I'm Breaking Up With Facebook
Jul 11, 2012
I get some interesting emails on occasion. Yesterday, one arrived in my inbox offering "experts on addiction." Not for drugs or alcohol, but rather for the new vice on the block – Internet addiction.
The offer was in response to this week’s Newsweek cover story titled"iCrazy" about the same topic. The article says that newly available peer-reviewed research suggests that the internet has become "all-pervasive" and could be making us "not just dumber or lonelier but more depressed and anxious."
Those are serious claims, to be sure. And let’s not casually dismiss the web's positive power, either. The Internet, smartphones, tablets, etc., are powerful professional tools, in my line of work as well as yours. Did you know that 98% of journalists start working on a story by doing a Google search? I also use Twitter to mine story ideas, and I keep up with the latest industry trends on various other online watering holes.
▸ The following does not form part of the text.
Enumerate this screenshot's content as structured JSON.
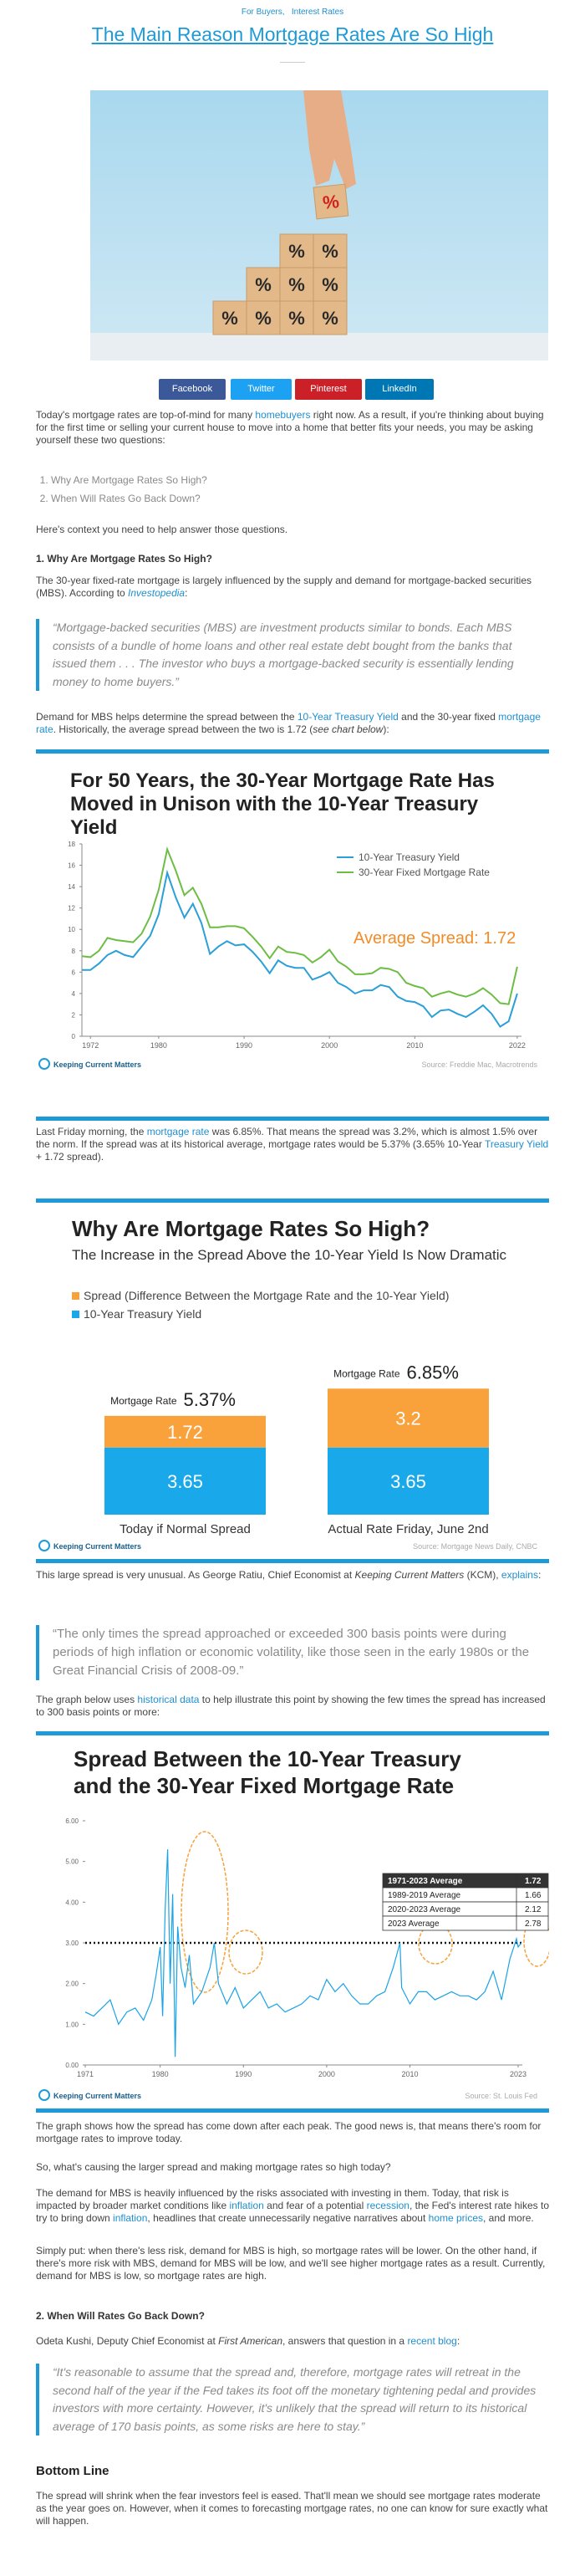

Farmers are increasingly online as well. And why not? Markets, weather, news – it’s all right there at the touch of a button. There are also a bevy of farm-centric apps that that help you do your jobs more easily and more efficiently.
Still, it’s pretty easy these days to get sucked out of real life and into digital spaces.
"The Internet is a place you can go and constantly find rewards," says Tony Dokoupil, the author of the Newsweek article. "Every time your phone pings, it’s opportunity … essentially, our brains are rewiring themselves for speed."
Like a classic addict, my gut reaction to all of this was, "I can quit any time I want to." Well, time to put my money where my mouth is. I'll start by breaking up with Facebook. It’s been an uncomfortable space to visit for a while, anyway. Oversharing on Facebook has become the new norm, from overbearing political opinions to snapshots of your breakfast. I even watched a friend’s marriage disintegrate through my Facebook feed over the past few months.
All of this is morbidly fascinating, and with real-time updates, there's always something new to see, so the temptation to "catch up" is ever-present. I think a little break would be good for us. It’s not you, Facebook, it’s me.
What do you think? Is Internet addiction a real problem, or do you think the media is sensationalizing the issue?